We have in response to our situation become hysterically sentimental towards nature. We take pity on her. We treat all of her like a wounded panda. We have come far from the attitude of the ancient Greeks, who saw nature as their adversary, potentially generous, but at heart a foe. We have lost all sense of the ancient fight and now feel responsible. Despite our puny frames and lifespans, we have even succeeded in feeling guilt towards glaciers.

The role of the commentator on the environment is at one level to enable us to notice changes that are occurring. But at another level, it is also a question of getting us to care. And this is a tall order, for we are being asked to worry about the possible reduction in the number of our species three generations hence, when we all have to deal with a far more imminent problem - our own death.

We are being asked to worry about other people who are not yet born as much as we worry about ourselves. Never before in the history of humanity have we been asked to care so much about others of whom we know so little. Our empathetic powers have been stretched to breaking point.

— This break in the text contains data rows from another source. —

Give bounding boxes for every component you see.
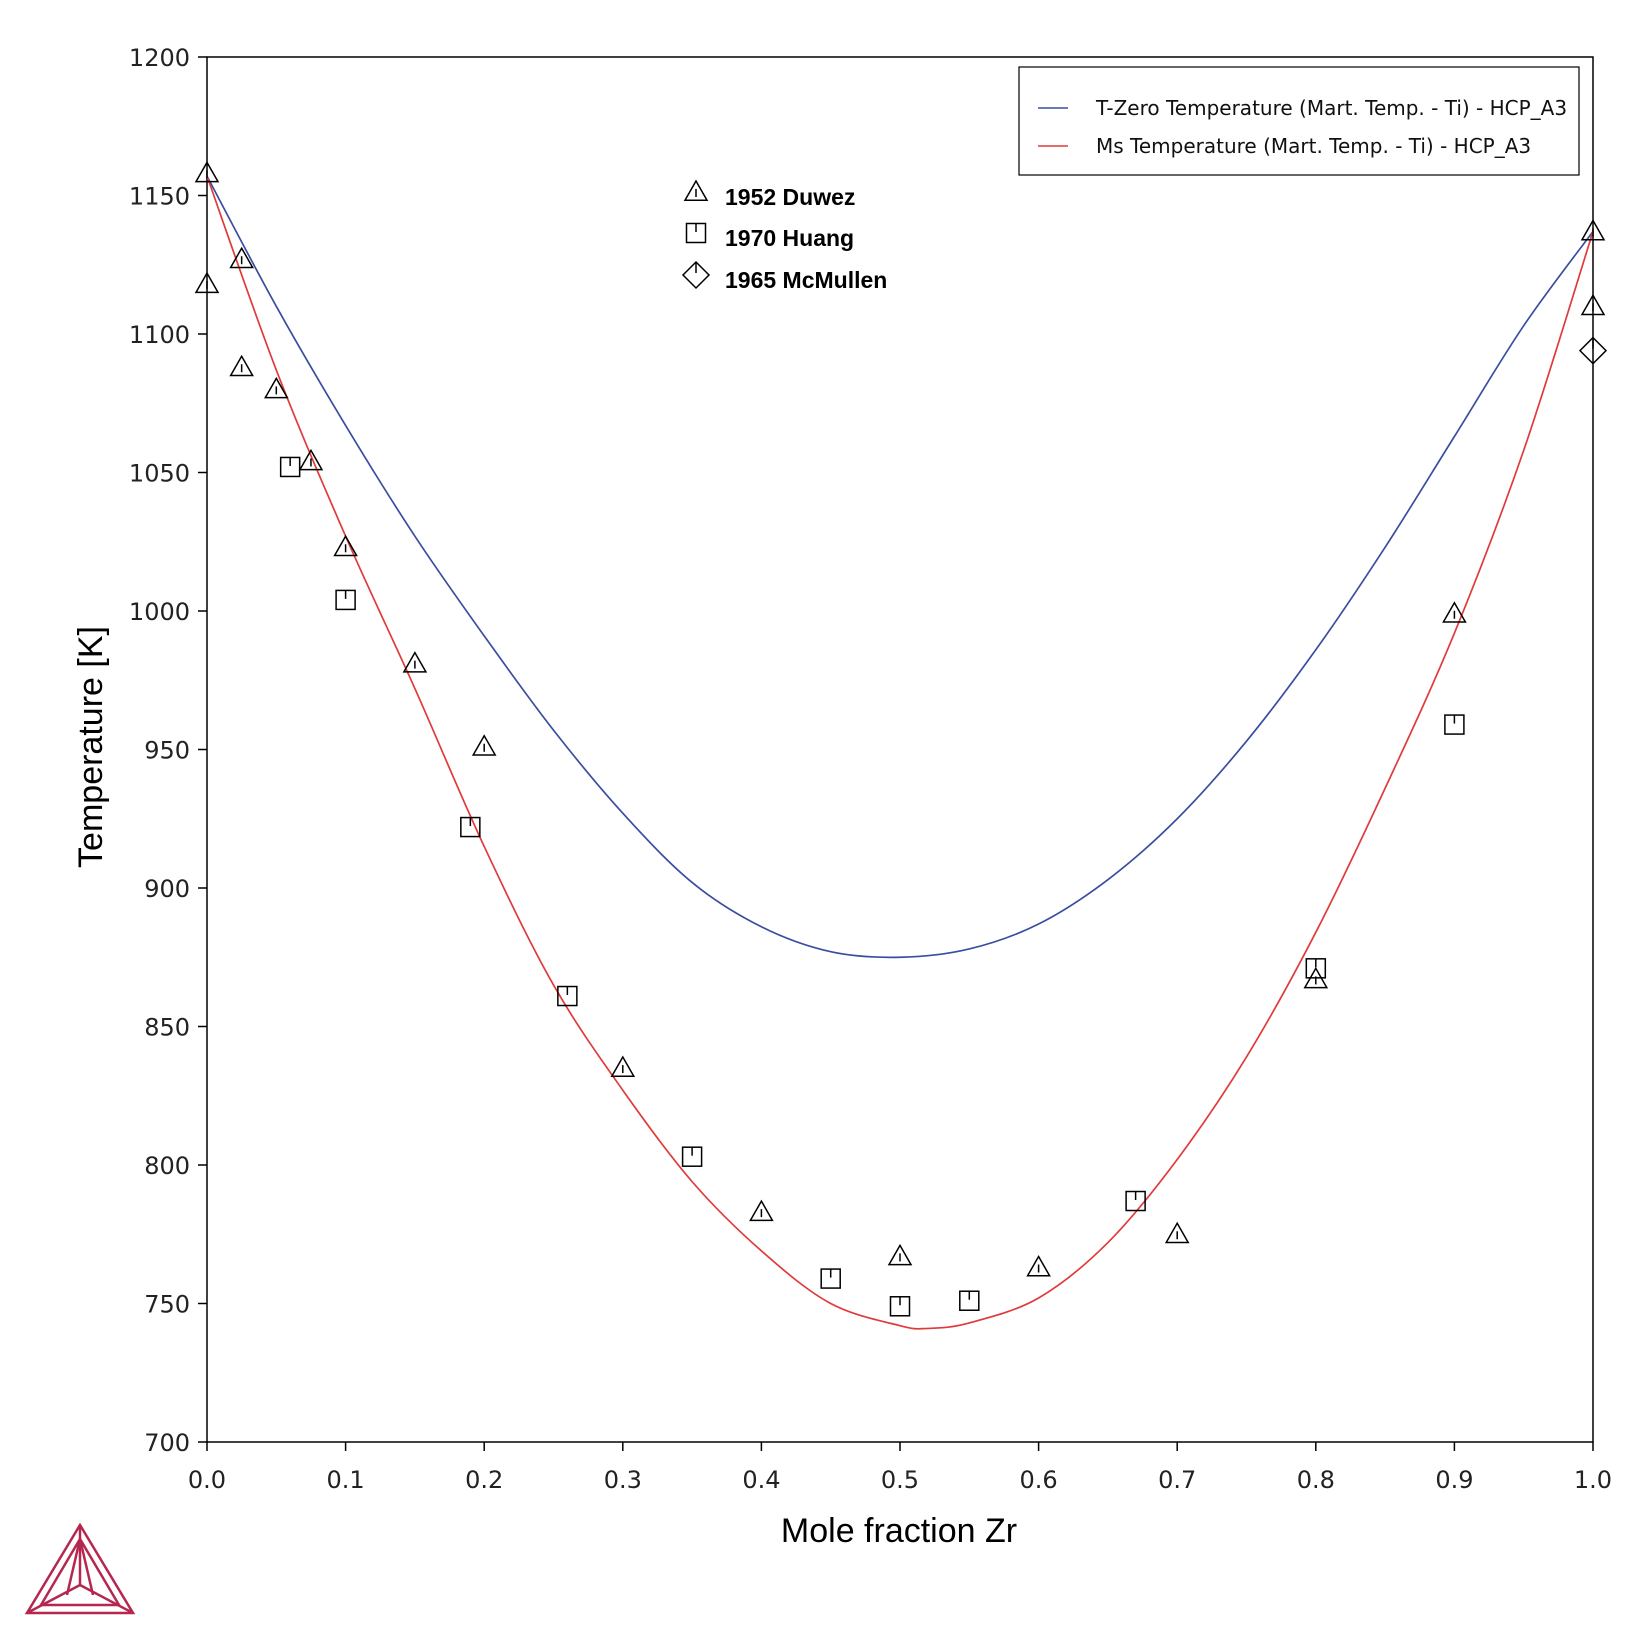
x-tick-label: 0.8: [1297, 1466, 1335, 1494]
y-tick-label: 800: [144, 1152, 190, 1180]
series-lines: [206, 175, 1594, 1330]
duwez-point: [194, 160, 220, 183]
duwez-point: [887, 1243, 913, 1266]
duwez-point: [1580, 218, 1606, 241]
y-tick-label: 950: [144, 737, 190, 765]
plot-frame: [206, 56, 1594, 1443]
y-tick-label: 1050: [129, 460, 190, 488]
y-tick-label: 1100: [129, 321, 190, 349]
huang-point: [279, 456, 301, 478]
exp-legend-triangle-icon: [683, 179, 709, 201]
duwez-point: [402, 651, 428, 673]
duwez-point: [1164, 1221, 1190, 1244]
legend-entry-ms: Ms Temperature (Mart. Temp. - Ti) - HCP_…: [1096, 134, 1531, 158]
x-tick-label: 0.7: [1158, 1466, 1196, 1494]
y-tick-label: 850: [144, 1014, 190, 1042]
huang-point: [959, 1290, 980, 1311]
y-tick-label: 1200: [129, 44, 190, 72]
y-tick-label: 1000: [129, 598, 190, 626]
duwez-point: [229, 354, 254, 377]
huang-point: [1305, 958, 1327, 979]
duwez-point: [749, 1199, 774, 1222]
exp-legend-huang: 1970 Huang: [725, 225, 854, 251]
x-tick-label: 0.0: [188, 1466, 226, 1494]
huang-point: [889, 1296, 911, 1317]
duwez-point: [194, 271, 220, 294]
duwez-point: [1026, 1254, 1051, 1277]
duwez-point: [610, 1055, 636, 1078]
x-tick-label: 0.5: [881, 1466, 919, 1494]
huang-point: [335, 589, 356, 611]
exp-legend-square-icon: [685, 222, 707, 244]
x-axis-label: Mole fraction Zr: [781, 1512, 1017, 1550]
y-axis-label: Temperature [K]: [72, 626, 110, 868]
x-tick-label: 0.6: [1020, 1466, 1058, 1494]
x-tick-label: 0.2: [465, 1466, 503, 1494]
duwez-point: [471, 734, 497, 756]
huang-point: [820, 1268, 841, 1289]
y-tick-label: 750: [144, 1291, 190, 1319]
thermo-calc-logo: [24, 1522, 136, 1615]
exp-legend-duwez: 1952 Duwez: [725, 184, 855, 210]
legend-box: [1018, 66, 1580, 176]
y-tick-label: 900: [144, 875, 190, 903]
y-tick-label: 1150: [129, 183, 190, 211]
x-tick-label: 1.0: [1574, 1466, 1612, 1494]
x-tick-label: 0.1: [327, 1466, 365, 1494]
y-tick-label: 700: [144, 1429, 190, 1457]
duwez-point: [1442, 601, 1467, 623]
duwez-point: [229, 246, 254, 269]
x-tick-label: 0.4: [742, 1466, 780, 1494]
experimental-points: [194, 160, 1608, 1317]
duwez-point: [298, 448, 324, 471]
huang-point: [1444, 714, 1465, 735]
experimental-legend: 1952 Duwez 1970 Huang 1965 McMullen: [681, 179, 887, 293]
duwez-point: [333, 534, 358, 557]
duwez-point: [1580, 293, 1606, 316]
huang-point: [681, 1146, 703, 1167]
y-axis: 700 750 800 850 900 950 1000 1050 1100 1150 1200: [129, 44, 207, 1457]
t-zero-temperature-line: [206, 175, 1594, 959]
ms-temperature-line: [206, 175, 1594, 1330]
mcmullen-point: [1578, 336, 1608, 365]
legend: T-Zero Temperature (Mart. Temp. - Ti) - …: [1018, 66, 1580, 176]
x-tick-label: 0.9: [1435, 1466, 1473, 1494]
x-axis: 0.0 0.1 0.2 0.3 0.4 0.5 0.6 0.7 0.8 0.9 1.0: [188, 1442, 1612, 1494]
legend-entry-t-zero: T-Zero Temperature (Mart. Temp. - Ti) - …: [1095, 96, 1567, 120]
huang-point: [460, 816, 481, 838]
duwez-point: [264, 376, 289, 399]
huang-point: [1125, 1190, 1146, 1212]
huang-point: [557, 985, 578, 1007]
x-tick-label: 0.3: [604, 1466, 642, 1494]
exp-legend-diamond-icon: [681, 260, 711, 290]
exp-legend-mcmullen: 1965 McMullen: [725, 267, 887, 293]
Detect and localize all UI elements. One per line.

This may be where art has to come in. It is artists who are going to have to help us to picture - literally and figuratively - dangers which are generally invisible and are therefore constantly subsumed under the weight of our more mundane or personally intense concerns. Artists may have no solutions, but they are the ones who can come up with the words and images to make visible and important the most abstract and impersonal of challenges.

The environmental crisis forces us to find our feelings of awe elsewhere, out in the universe. Science should matter to us not only because it helps us to control parts of the world, but also because it shows us things we will never master. Thus we would do well to meditate daily, rather as the religious do on their God, on the 9.5 trillion kilometres which comprise a single light-year, or perhaps on the luminosity of the largest known star in our galaxy, Eta Carinae, 7,500 light-years distant, 400 times the size of the sun and 4 million times as bright.

We should punctuate our calendars with celebrations in honour of VY Canis Majoris, a red hypergiant in the constellation Canis Major, 5,000 light-years from earth and 2,100 times bigger than our sun. Nightly - perhaps after the main news bulletin and before the celebrity quiz - we might observe a moment of silence in order to contemplate the 200 to 400 billion stars in our galaxy, the 100 billion galaxies and the three septillion stars in the universe.

Whatever their value may be to science, at least the stars can be of use as solutions to our megalomania, self-pity and anxiety.